The Leadership Exchange is built on a specific theory of change. “Sustained peer partnership generates a depth of learning and trust that traditional consulting rarely achieves,” Chechik says. “When two sitting heads of school work side by side in one another’s institutions, the conversation is grounded in daily practice, in real constraints, and in shared responsibility.”

The Rome school’s principal, Rabbi Benedetto Carucci-Viterbi, was paired with Rabbi Aaron Frank of Ramaz, one of New York’s most prominent Jewish day schools. The learning ran in both directions — and for Spinner, that’s precisely the point.

“The problem is not just that the American Jewish world doesn’t think it should invest in Europe,” he says. “It’s that the American Jewish world doesn’t realize that it could learn a lot from Europe. Just because you’re small doesn’t mean you don’t have things of value. The Rome Jewish community — there must be magic in that place because they’ve been doing this for a very, very long time.”

For Chechik, working alongside Rabbi Carucci-Viterbi made that concrete. “For Rabbi Frank and the other American participants, the experience created a new awareness of how extensive the professional networks, leadership cohorts, and support structures are in the United States — resources that are often taken for granted,” she says. “In Rome, the principal leads with far leaner infrastructure and does so with remarkable dedication and a profound sense of responsibility to the future of his community. That encounter has been deeply meaningful on both sides.”

Chaya Yosovich, CEO of the Yael Foundation, agreed that the stakes of this particular partnership are sharpened by the setting. “Rome is one of the oldest Jewish communities in the world. They have been there for over 2,000 years, so it’s a great responsibility to help build the future in a place with such a rich history,” Yosovich said.

For Spinner, that responsibility comes with a specific message. “One of the most dangerous things that money can do is generate hubris,” he says. “There will be a Jewish community in Rome as long as the Roman Jews and God work together to ensure that it will. It would be nothing short of arrogance to say we are changing this. This is Rome. They’ve been there for 2,000 years — whether we can put it into a business plan or not, they’ve obviously figured out the Jewish continuity thing. That humility is very important. And it’s very healthy when you bring the two potential points of hubris together — which could produce an explosion of hubris — into a room where that kind of arrogance simply isn’t possible.”

That humility comes from understanding the community’s identity. When Roman Jews left the ghetto after Italian unification in 1870, Spinner said, “they looked at that life in the ghetto and they said, ‘Which parts of this life are the parts that gave us sustenance? And purpose, and meaning and identity? And which were the oppressive-from-outside parts?’ And those parts they took with them when they left.”

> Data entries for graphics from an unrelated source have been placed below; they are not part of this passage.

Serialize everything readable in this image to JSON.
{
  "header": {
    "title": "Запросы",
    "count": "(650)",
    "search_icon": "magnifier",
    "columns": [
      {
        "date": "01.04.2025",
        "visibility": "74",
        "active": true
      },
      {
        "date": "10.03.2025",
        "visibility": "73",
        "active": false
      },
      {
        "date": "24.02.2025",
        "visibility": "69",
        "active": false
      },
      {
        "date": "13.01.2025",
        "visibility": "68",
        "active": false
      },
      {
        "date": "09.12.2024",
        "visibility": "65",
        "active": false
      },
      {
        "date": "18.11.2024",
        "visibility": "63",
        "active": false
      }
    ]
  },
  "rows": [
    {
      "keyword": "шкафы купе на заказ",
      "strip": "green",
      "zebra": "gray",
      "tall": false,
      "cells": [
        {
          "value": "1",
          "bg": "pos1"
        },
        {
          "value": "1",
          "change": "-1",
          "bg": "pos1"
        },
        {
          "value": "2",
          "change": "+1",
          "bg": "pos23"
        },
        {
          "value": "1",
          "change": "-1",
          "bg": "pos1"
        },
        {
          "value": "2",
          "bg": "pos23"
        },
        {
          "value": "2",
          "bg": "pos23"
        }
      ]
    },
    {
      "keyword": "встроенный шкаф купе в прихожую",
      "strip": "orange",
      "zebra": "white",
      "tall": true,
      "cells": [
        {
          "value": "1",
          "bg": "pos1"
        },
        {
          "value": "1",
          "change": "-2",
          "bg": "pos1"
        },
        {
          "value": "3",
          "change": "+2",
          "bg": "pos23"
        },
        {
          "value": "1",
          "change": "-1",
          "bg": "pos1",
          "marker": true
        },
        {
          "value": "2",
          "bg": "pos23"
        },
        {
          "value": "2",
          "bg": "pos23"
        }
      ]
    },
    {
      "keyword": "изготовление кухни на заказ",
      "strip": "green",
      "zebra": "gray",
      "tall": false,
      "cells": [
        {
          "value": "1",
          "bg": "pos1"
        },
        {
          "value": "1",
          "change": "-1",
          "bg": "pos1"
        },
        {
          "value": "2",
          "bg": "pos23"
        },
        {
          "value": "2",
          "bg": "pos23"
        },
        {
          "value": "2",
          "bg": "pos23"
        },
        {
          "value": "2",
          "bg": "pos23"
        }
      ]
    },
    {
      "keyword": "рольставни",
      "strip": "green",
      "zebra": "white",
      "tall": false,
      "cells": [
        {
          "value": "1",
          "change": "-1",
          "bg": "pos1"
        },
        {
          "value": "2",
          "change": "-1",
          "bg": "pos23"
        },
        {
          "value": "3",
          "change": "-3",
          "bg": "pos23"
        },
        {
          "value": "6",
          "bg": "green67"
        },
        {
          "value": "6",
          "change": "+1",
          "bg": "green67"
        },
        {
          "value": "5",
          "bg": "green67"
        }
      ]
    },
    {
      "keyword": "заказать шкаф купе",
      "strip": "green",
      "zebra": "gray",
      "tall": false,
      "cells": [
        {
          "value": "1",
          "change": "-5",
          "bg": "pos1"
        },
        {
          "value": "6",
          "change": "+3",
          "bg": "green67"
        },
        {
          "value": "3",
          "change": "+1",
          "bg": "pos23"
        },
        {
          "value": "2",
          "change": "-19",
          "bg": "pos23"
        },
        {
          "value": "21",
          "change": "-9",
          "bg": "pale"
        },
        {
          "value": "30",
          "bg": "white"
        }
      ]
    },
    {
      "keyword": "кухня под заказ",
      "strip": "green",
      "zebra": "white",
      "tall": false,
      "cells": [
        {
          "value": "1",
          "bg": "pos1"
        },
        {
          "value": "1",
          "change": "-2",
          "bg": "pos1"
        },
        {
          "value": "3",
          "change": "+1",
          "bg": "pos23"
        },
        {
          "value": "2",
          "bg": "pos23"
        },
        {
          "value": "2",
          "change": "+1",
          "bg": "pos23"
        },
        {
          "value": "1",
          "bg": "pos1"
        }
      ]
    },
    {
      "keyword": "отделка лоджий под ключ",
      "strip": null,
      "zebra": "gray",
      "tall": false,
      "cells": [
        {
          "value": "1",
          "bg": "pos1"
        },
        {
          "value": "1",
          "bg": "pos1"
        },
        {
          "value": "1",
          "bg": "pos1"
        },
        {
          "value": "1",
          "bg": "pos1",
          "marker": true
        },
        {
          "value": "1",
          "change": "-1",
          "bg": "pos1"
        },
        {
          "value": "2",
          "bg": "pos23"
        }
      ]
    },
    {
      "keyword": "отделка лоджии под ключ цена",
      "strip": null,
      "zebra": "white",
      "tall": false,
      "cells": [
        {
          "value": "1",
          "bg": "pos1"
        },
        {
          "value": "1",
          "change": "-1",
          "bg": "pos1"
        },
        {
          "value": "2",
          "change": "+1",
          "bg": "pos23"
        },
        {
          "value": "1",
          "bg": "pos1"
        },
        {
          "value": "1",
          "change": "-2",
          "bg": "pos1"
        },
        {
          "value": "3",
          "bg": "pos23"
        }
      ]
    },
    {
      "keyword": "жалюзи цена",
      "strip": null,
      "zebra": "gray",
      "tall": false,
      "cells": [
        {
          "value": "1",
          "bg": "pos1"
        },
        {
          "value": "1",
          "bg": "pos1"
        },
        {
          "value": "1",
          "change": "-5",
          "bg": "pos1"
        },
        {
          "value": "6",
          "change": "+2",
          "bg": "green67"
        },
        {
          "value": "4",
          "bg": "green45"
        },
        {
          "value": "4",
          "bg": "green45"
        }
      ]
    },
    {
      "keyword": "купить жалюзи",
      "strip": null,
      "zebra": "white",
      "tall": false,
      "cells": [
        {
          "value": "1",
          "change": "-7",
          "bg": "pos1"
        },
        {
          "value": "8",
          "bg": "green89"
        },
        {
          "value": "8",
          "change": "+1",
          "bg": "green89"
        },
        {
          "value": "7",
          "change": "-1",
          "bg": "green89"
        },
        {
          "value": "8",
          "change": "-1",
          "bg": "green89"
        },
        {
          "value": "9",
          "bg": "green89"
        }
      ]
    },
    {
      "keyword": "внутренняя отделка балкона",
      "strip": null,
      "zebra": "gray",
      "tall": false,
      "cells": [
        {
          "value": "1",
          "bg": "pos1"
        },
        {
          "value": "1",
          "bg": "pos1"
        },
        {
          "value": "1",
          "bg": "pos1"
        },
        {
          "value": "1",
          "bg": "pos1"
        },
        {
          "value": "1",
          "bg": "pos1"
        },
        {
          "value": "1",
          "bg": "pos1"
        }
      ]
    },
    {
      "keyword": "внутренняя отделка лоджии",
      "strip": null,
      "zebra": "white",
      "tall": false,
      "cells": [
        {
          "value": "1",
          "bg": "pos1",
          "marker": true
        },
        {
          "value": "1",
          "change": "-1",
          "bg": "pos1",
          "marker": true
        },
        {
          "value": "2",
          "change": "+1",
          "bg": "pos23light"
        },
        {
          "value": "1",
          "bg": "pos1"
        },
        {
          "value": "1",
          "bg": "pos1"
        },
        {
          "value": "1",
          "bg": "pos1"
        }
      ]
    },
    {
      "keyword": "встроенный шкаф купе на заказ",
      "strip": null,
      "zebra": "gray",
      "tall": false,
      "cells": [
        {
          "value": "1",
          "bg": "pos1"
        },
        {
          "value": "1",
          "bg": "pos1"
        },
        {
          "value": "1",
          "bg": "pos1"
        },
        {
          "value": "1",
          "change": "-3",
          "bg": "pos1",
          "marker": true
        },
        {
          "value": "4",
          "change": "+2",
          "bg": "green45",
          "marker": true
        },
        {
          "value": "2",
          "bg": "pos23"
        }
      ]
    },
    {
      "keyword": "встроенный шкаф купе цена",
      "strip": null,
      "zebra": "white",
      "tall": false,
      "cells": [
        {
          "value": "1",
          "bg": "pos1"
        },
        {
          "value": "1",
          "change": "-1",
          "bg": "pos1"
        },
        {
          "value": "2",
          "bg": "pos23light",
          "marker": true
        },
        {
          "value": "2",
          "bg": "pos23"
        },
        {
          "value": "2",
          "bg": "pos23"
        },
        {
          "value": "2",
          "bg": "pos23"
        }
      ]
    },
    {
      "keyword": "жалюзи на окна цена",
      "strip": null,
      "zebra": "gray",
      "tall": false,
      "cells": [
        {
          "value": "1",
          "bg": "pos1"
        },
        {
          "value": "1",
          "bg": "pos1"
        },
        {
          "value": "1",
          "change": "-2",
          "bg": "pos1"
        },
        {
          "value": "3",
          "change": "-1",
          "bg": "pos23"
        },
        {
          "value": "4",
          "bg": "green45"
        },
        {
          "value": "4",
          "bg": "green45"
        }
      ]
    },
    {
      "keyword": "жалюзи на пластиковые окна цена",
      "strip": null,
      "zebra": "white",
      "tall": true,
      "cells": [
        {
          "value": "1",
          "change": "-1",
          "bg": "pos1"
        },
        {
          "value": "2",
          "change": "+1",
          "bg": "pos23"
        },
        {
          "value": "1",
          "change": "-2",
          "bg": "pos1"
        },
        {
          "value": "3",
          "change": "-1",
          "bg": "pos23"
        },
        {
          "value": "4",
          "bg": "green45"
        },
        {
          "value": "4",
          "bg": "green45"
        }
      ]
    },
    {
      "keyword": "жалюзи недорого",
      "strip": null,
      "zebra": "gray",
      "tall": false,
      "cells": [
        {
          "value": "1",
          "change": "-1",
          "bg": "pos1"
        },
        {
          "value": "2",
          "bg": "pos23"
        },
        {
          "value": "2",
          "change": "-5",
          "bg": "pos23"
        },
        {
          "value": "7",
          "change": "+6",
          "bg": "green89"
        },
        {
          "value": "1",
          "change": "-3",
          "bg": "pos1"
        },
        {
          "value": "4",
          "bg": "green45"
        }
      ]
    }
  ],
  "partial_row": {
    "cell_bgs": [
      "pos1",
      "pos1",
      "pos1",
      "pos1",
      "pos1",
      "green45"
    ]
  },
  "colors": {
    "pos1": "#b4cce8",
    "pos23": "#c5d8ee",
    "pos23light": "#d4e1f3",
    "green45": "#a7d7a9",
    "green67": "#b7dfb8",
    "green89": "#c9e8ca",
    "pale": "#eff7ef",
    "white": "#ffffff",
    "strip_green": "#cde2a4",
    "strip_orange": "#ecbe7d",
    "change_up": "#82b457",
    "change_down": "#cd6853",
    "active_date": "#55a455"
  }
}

For Fadlun, Rome’s Jewish secret sauce is in its community’s unity. “We are Roman Jews first,” Fadlun said. “The most precious thing we have is that we are united. We don’t know what it means to divide the community (referencing denominational Judaism). We only want to enjoy being together.”

Fadlun himself embodies this unique Roman Jewish identity. He is the first non-Roman-born president in the community’s history, a Libyan Jew whose family came during the North African exodus. “Look at me, I became the president of the community. I am 100% Libyan origins. It’s because of the school — I grew up in our Jewish school — and this school brings us all together.”

Despite the history, the community faces questions about its future. Every conversation about this project inevitably leads to someone asking Fadlun: “Why are you working so hard?”  There are voices in his own community who believe there is no long-term future for Jews in Europe.

“I say to them: I don’t know how much future there is — when will be the last call, I don’t know. I’m not a wizard. What I know is that until the last second that we will be in Rome — this can be in 1,000 years or in one week — until that last second, our commitment is to make it flourish. To work hard. To give the best possibilities we can to our children.”